On Friday night, the New York Times, Time magazine and a British documentary film crew were in attendance, along with fathers and daughters from across the country - including former Denver Broncos guard Dean Miraldi, who traveled from California with his three daughters - 18, 16 and 13.
The Colorado Springs Father-Daughter Purity Ball is still considered the gold standard by abstinence advocates, despite the proliferation of imitators.
"They have it down, and everybody else is just practicing," said Leslee Unruh, president and founder of the Abstinence Clearinghouse, who attended the event several years ago and helped export it to other cities. "Others do hamburger, but they do lobster."
That adulation is a mixed blessing for the Wilsons, because most other events have added a virginity pledge to the purity ball - an idea endorsed by the thousands of "howto-throw-a-purity-ball" packets Unruh's group sends out.
It's an idea the Wilsons don't like.
"We don't do virginity pledges," Lisa Wilson said. "That would be a great consequence, but that's not the point. It's a fatherhood issue of men living in integrity."
Randy Wilson goes so far as to say virginity pledges could be harmful to girls: "It heaps guilt upon them. If they fail, you've made it worse for them," he said. "Who is perfect in this world?

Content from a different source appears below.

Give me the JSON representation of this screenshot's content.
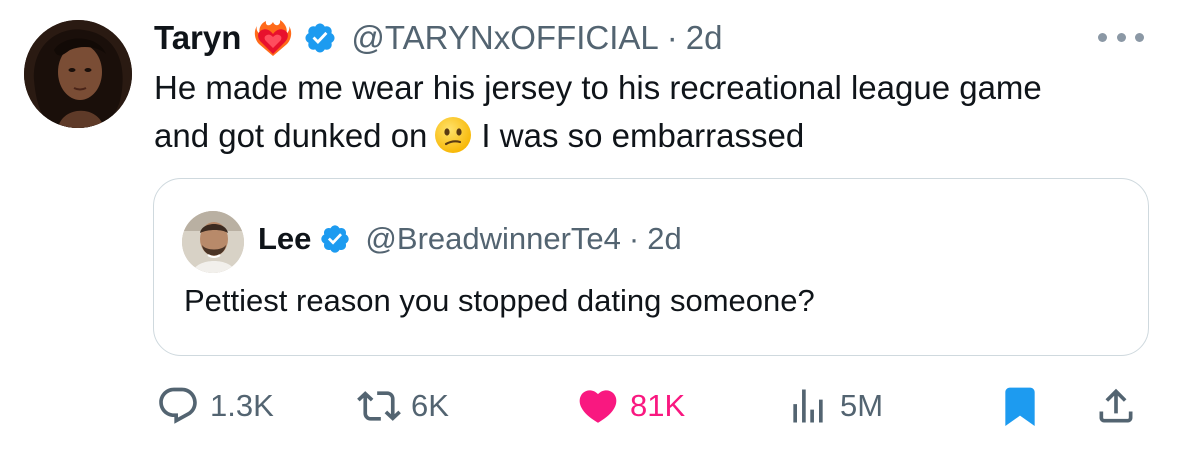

One mistake doesn't mean it's all over."
The heavy media coverage has been another mixed blessing for the Wilsons. They welcome the opportunity to share their beliefs - "God totally put wind to this thing and the culture came to us," said their 20-year-old daughter Khrystian Wilson.
But they say most in the mainstream media see their family as a fundamentalist freak show.

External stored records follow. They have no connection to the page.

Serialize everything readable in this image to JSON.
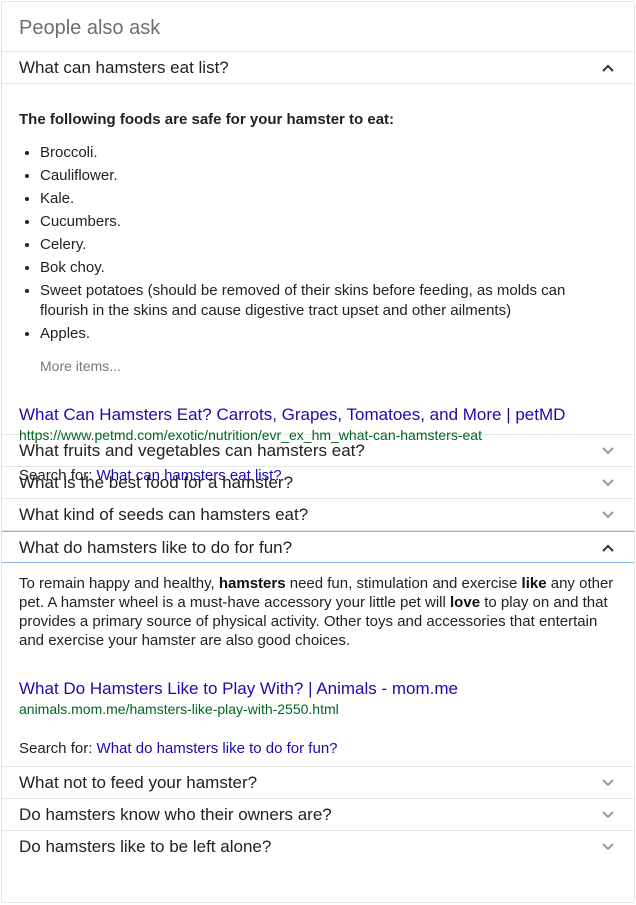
{
  "header": {
    "title": "People also ask"
  },
  "questions": [
    {
      "text": "What can hamsters eat list?",
      "expanded": true
    },
    {
      "text": "What fruits and vegetables can hamsters eat?",
      "expanded": false
    },
    {
      "text": "What is the best food for a hamster?",
      "expanded": false
    },
    {
      "text": "What kind of seeds can hamsters eat?",
      "expanded": false
    },
    {
      "text": "What do hamsters like to do for fun?",
      "expanded": true
    },
    {
      "text": "What not to feed your hamster?",
      "expanded": false
    },
    {
      "text": "Do hamsters know who their owners are?",
      "expanded": false
    },
    {
      "text": "Do hamsters like to be left alone?",
      "expanded": false
    }
  ],
  "answer1": {
    "heading": "The following foods are safe for your hamster to eat:",
    "items": [
      "Broccoli.",
      "Cauliflower.",
      "Kale.",
      "Cucumbers.",
      "Celery.",
      "Bok choy.",
      "Sweet potatoes (should be removed of their skins before feeding, as molds can flourish in the skins and cause digestive tract upset and other ailments)",
      "Apples."
    ],
    "more_items": "More items...",
    "result_title": "What Can Hamsters Eat? Carrots, Grapes, Tomatoes, and More | petMD",
    "result_url": "https://www.petmd.com/exotic/nutrition/evr_ex_hm_what-can-hamsters-eat",
    "search_for_label": "Search for: ",
    "search_for_query": "What can hamsters eat list?"
  },
  "answer2": {
    "body_parts": [
      "To remain happy and healthy, ",
      "hamsters",
      " need fun, stimulation and exercise ",
      "like",
      " any other pet. A hamster wheel is a must-have accessory your little pet will ",
      "love",
      " to play on and that provides a primary source of physical activity. Other toys and accessories that entertain and exercise your hamster are also good choices."
    ],
    "result_title": "What Do Hamsters Like to Play With? | Animals - mom.me",
    "result_url": "animals.mom.me/hamsters-like-play-with-2550.html",
    "search_for_label": "Search for: ",
    "search_for_query": "What do hamsters like to do for fun?"
  },
  "icons": {
    "collapse": "chevron-up-icon",
    "expand": "chevron-down-icon"
  },
  "colors": {
    "link": "#1a0dab",
    "url": "#006621",
    "divider": "#e6e6e6",
    "focus": "#8ab4f8"
  }
}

The Father-Daughter Purity Ball has been criticized as a patriarchal ploy to subjugate young women, as an event that treats girls as their fathers' property until they become their husbands' property, or as something vaguely creepy because it's a fatherdaughter date.
A hierarchical view of gender roles is even written into the purity ball pledge, and some fathers (Wilson included) indulge in the symbolism of giving their daughters jewelry with a key that the father keeps until he hands it over to the husband on their wedding day.

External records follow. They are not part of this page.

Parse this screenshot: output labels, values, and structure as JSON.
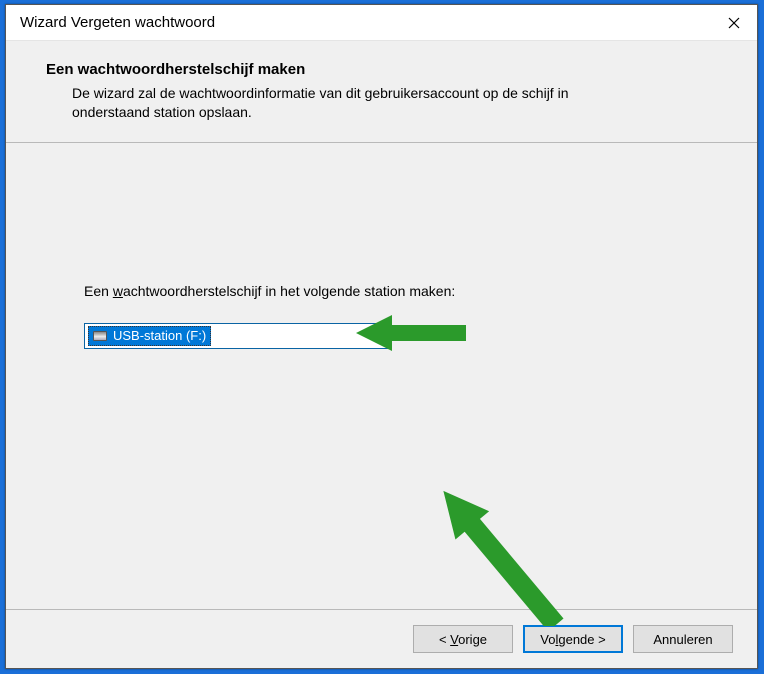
{
  "window": {
    "title": "Wizard Vergeten wachtwoord"
  },
  "header": {
    "heading": "Een wachtwoordherstelschijf maken",
    "description": "De wizard zal de wachtwoordinformatie van dit gebruikersaccount op de schijf in onderstaand station opslaan."
  },
  "content": {
    "label_prefix": "Een ",
    "label_mnemonic": "w",
    "label_rest": "achtwoordherstelschijf in het volgende station maken:",
    "drive_selected": "USB-station (F:)"
  },
  "footer": {
    "back_prefix": "< ",
    "back_mnemonic": "V",
    "back_rest": "orige",
    "next_prefix": "Vo",
    "next_mnemonic": "l",
    "next_rest": "gende >",
    "cancel_label": "Annuleren"
  }
}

"I understand the fear a parent has about their child in this hypersexualized world," said Tonja Olive, who teaches in the feminist and gender studies program at Colorado College. "And I don't think these fathers are screwing their kids up for life.
"I just think this kind of policing of a child's sexuality reinforces this argument that a girl's sexuality is owned by her father or by her husband. And if that's not what it's about, why would they call it a purity ball? Why don't they just call it a daddy-daughter ball? . . . It's a little Orwellian."
Randy Wilson contends that many people get the story wrong.
Yes, he believes the father is "the high priest" of the household, who ultimately calls the shots, but he thinks - done with love - that it gives young women more freedom.
"Fathers model for the daughter how a man should treat them," said Wilson, a former employee of Focus on the Family who now works for a similarlyminded group, the Family Research Council. "It gives them more control in their own lives.
"This is more about the father, and who he is, and how he lives. And that has an ancillary affect on the daughter."
Jordyn Wilson, his 19-year-old daughter who has committed to save even her first kiss for her wedding day, dismisses those who believe she's being treated as property.
"I'm not oppressed; this is my choice," she said. "And I'm too valuable to be disposable."
Kevin Moore brought three of his daughters to Friday night's ball, his fourth time attending, and did his best to keep up with them on the dance floor. He thinks that claiming this event is controversial is silly.
"My daughters love it and it's a special night for them, getting their gowns and shoes and the girl stuff," he said. "The purpose is for fathers to be there, to love their wives, and to love their kids. It's not complicated at all."